May 24, 2010 at 4:44 pm |
nice recipe,i will try to cook it…
May 30, 2010 at 1:21 am |
I love the way you cook, There are several things that interest me in your blog. I’m coming back to get them. One of them is the ciliege sotto spirito.
May 30, 2010 at 2:40 am |
Thank you for your comments. I look forward to your recipes also.
Regards,
Patricia
June 20, 2010 at 11:47 am |
My mom was from Bari, she made them no eggs though and with white wine anise seeds and black pepper, but they were wine cookies and amazingly crunchy, was wondering how the texture is on there are they hard or soft, would love to try them, I love the use of red wine in your region instead on white….this is a must try for us…its amazing all regions make everything a little different, I see some many of your fantastic recipes, so similar with mild changes, your pictures make me want to take a trip there soon! love them all
June 20, 2010 at 12:11 pm |
Hi,
I find that no matter where I go or how much time I spend in Italy I can never get enough. The recipes are endless and I agree every village seems to have some different variation. This is why I’m always asking for recipes because I never find the same one twice. Bari is not far from Foggia where my grandparents came from and I’m sure the recipes are probably very similar. You should take a trip, but be prepared to get hooked on Italy!!! Thanks for reading my posts.
October 2, 2010 at 9:09 pm |
I made these for a bachelorette party and they were so yummy. Her favorite wine is an Upstate New York red wine called Red Cat. This is what I used in the recipe. They came out more white then the wine color but still came out great. Thanks for this great recipe.

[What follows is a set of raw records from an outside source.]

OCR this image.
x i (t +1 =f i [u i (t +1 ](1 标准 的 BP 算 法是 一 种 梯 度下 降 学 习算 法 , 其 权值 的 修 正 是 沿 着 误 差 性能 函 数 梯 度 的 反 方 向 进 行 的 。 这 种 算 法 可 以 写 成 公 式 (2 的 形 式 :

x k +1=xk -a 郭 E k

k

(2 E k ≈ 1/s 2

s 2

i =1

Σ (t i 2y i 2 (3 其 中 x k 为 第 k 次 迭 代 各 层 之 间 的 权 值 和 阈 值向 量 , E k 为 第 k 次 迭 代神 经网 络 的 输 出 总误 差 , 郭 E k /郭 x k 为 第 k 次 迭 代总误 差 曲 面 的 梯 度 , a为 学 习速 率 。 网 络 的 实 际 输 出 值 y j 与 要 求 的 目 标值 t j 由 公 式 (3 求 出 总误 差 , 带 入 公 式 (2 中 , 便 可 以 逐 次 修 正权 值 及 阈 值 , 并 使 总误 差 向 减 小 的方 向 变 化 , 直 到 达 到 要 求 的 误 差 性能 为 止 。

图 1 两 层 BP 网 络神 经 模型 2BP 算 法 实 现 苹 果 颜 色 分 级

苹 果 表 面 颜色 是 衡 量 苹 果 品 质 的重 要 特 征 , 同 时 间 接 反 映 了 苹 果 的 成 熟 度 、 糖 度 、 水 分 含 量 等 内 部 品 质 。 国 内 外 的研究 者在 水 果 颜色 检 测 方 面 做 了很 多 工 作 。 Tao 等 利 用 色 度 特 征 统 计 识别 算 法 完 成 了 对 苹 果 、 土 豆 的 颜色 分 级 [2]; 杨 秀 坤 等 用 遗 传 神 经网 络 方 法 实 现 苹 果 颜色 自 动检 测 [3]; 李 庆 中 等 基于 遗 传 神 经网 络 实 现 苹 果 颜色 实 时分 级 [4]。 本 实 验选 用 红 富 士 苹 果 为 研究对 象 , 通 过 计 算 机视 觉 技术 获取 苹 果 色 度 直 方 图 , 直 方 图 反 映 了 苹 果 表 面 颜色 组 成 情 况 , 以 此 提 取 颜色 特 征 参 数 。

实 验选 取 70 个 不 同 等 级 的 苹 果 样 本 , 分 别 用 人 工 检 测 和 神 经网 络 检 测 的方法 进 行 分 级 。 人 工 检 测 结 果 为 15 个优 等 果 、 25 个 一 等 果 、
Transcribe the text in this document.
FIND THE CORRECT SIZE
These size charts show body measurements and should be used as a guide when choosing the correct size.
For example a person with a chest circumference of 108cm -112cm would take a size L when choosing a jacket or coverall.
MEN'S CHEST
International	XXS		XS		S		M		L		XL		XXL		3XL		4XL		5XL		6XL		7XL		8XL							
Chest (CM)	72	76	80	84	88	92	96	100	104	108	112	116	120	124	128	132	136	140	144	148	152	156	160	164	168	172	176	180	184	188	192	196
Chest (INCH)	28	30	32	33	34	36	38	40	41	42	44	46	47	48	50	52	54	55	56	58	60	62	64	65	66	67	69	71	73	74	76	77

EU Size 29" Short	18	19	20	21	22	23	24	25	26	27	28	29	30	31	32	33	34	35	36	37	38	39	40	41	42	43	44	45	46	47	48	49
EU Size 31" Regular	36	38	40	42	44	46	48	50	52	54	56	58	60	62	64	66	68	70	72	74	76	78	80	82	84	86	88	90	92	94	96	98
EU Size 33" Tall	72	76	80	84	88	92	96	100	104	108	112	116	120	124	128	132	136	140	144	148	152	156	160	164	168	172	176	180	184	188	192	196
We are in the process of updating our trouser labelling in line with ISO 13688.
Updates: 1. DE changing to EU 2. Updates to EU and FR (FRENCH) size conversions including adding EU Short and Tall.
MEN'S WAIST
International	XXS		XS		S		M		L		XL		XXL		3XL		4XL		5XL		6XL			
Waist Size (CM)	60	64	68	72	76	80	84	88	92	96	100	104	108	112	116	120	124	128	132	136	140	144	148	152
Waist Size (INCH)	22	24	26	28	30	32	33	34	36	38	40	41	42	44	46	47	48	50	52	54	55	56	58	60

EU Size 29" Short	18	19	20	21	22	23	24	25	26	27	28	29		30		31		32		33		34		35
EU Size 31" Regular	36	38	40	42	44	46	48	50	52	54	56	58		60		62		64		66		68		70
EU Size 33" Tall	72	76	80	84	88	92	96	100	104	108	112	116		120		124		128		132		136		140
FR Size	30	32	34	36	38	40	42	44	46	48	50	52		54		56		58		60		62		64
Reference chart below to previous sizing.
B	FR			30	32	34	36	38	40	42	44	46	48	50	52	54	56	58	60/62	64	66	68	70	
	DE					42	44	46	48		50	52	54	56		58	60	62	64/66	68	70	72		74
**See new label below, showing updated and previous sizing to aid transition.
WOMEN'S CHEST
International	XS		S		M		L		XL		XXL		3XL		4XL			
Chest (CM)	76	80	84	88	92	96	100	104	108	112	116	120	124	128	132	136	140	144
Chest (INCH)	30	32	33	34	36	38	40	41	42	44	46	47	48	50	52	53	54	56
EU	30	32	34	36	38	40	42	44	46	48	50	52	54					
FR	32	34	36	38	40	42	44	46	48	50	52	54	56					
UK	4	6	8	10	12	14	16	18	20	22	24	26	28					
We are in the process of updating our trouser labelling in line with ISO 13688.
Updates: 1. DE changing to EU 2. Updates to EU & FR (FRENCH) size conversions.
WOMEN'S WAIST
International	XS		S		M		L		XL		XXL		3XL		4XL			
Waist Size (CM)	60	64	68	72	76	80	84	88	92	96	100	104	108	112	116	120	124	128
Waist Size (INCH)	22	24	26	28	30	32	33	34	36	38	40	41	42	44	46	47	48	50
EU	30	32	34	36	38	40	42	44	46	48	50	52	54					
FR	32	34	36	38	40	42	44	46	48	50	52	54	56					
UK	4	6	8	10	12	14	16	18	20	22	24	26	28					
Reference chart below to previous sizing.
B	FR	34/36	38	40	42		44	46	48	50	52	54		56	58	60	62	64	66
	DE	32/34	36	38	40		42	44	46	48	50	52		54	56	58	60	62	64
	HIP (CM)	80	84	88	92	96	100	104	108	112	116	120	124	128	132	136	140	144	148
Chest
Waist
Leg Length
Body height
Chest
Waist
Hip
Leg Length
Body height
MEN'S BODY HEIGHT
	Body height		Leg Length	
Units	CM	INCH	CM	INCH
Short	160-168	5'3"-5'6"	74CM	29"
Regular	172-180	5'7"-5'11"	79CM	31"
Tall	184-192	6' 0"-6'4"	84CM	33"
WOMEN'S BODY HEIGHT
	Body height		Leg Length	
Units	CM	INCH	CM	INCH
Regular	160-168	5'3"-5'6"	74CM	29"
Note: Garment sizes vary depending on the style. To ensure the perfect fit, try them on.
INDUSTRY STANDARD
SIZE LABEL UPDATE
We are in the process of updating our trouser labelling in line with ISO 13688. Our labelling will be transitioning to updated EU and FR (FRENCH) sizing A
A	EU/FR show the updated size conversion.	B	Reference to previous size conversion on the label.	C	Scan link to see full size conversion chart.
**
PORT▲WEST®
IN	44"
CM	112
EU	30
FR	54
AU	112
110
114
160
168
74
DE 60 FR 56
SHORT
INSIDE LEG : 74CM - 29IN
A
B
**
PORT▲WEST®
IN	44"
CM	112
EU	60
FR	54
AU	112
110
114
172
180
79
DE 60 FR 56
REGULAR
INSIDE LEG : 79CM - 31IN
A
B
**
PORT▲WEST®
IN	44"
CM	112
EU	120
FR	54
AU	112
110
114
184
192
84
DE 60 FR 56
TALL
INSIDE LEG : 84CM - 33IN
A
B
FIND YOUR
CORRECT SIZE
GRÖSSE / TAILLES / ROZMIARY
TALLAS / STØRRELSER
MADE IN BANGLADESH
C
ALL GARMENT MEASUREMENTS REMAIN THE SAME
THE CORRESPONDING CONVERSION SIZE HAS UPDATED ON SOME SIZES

October 2, 2010 at 11:04 pm |
Jennifer,
The wine has to be a very hardy deep color red wine. I also found that if I let the dough rest, the wine has a little more time to stain the dough. They are really great if you dunk them in the same wine you use in the taralli. So glad you wrote and let me know how they came out.
Regards,
Patricia
June 6, 2011 at 1:24 am |
I have been searching for wine Taralli in Florida. I haven’t found them so tomorrow I am going to try your recipe Thanks so much for posting the recipe. Can’t wait to eat them. I’ll let you know how they turned out.